In dem voluminösen Band im Format einer Handfläche gibt Bauer eine lesenswerte Einführung in die Arbeit seiner Kultureinrichtung, die nach 123 Jahren als Krankenhaus (übrigens mit so prominenten Beschäftigten wie dem jungen Theodor Fontane, der damals noch Apotheker war) am 22. November 1973 mit der Eröffnung einer „Tumult“ auslösenden Ausstellung begann: „Diese Broschüre möchte eine Chronologie aller Ausstellungen und wichtiger Einzelveranstaltungen liefern, die durch das Kunstamt Kreuzberg – ab 2001 mit der Verwaltungsfusion von Friedrichshain und Kreuzberg in Kunstraum Kreuzberg umbenannt – veranstaltet worden sind.“

Stand anfangs vor allem das Thema der Migration im Mittelpunkt und wollte das Kunstamt die damals „isolierte Lage türkischer Arbeitnehmer und ihrer Familien“ durchbrechen und „den deutschen Mitbürgern ein größeres Verständnis für die Probleme der Türken“ vermitteln, wie es im Vorwort eines Kataloges aus jener Zeit hieß, so entdeckten schon bald auch türkischstämmige Künstlerinnen und Künstler die Möglichkeiten, die das Haus ihnen bot.
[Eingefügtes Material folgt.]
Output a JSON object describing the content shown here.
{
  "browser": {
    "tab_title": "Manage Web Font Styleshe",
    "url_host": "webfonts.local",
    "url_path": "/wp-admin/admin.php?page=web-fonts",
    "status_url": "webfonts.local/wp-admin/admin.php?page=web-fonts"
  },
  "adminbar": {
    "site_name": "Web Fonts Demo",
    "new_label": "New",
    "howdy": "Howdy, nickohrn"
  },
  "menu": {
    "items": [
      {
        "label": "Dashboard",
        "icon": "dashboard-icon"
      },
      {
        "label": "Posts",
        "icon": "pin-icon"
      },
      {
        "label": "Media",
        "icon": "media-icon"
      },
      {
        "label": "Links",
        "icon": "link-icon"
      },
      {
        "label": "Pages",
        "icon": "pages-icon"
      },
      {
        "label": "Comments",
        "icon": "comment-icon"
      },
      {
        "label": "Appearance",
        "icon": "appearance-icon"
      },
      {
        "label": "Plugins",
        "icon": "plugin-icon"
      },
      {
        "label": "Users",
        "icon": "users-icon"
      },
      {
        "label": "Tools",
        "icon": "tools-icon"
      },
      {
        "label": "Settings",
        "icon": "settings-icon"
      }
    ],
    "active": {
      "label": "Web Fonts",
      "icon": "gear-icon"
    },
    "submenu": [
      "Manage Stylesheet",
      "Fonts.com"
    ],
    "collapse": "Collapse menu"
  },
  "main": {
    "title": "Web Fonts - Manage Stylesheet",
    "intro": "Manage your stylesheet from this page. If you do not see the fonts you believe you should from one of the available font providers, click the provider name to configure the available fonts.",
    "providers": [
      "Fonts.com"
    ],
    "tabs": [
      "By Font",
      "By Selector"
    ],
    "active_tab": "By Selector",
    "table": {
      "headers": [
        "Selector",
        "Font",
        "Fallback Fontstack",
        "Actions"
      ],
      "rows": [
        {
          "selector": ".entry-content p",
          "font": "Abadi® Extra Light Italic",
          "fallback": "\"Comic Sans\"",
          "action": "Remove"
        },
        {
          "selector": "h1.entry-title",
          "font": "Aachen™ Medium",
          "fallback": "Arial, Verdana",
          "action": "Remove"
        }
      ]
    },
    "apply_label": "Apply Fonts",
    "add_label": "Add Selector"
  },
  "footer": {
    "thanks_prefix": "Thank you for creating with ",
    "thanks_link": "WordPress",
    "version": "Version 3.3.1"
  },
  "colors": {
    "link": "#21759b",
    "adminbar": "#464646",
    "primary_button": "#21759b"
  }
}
Hanefi Yeter, Mehmet Aksoy oder Azade Köker sind Namen, die Kunstinteressierte heute noch gut im Ohr klingen.

Umstrittene Ausstellungen

Dabei wird allerdings auch deutlich, dass das Wirken des Kunstraums nicht immer reibungslos vonstattengegangen ist, macht der Einleitungstext ebenfalls wieder deutlich, denn wer erinnert sich heute schon noch zum Beispiel daran?: „Einige Ausstellungen haben für Furore gesorgt, zu politischen Eingaben oder Skandalisierungsversuchen geführt. So forderte die CDU bei der Ausstellung ‘Mehmet Berlin’de – Mehmet kam aus Anatolien‘ (1975) in der Bezirksverordnetenversammlung die Absetzung des damaligen Kunstamtsleiters Dieter Ruckhaberle, weil die Ausstellung ‘marxistische Inhalte‘ befördere.“

Doch nicht alle Ausstellungen waren damals so umstritten, wie zum Beispiel die große Schau zum Wirken der Schriftstellerin Bettina von Arnim im Berlin der 1848er Revolution, die auf der Seite 156 fein säuberlich unter ihrem Titel „Herzhaft in die Dornen der Zeit greifen … Bettine von Arnim 1785-1859“ aufgelistet ist.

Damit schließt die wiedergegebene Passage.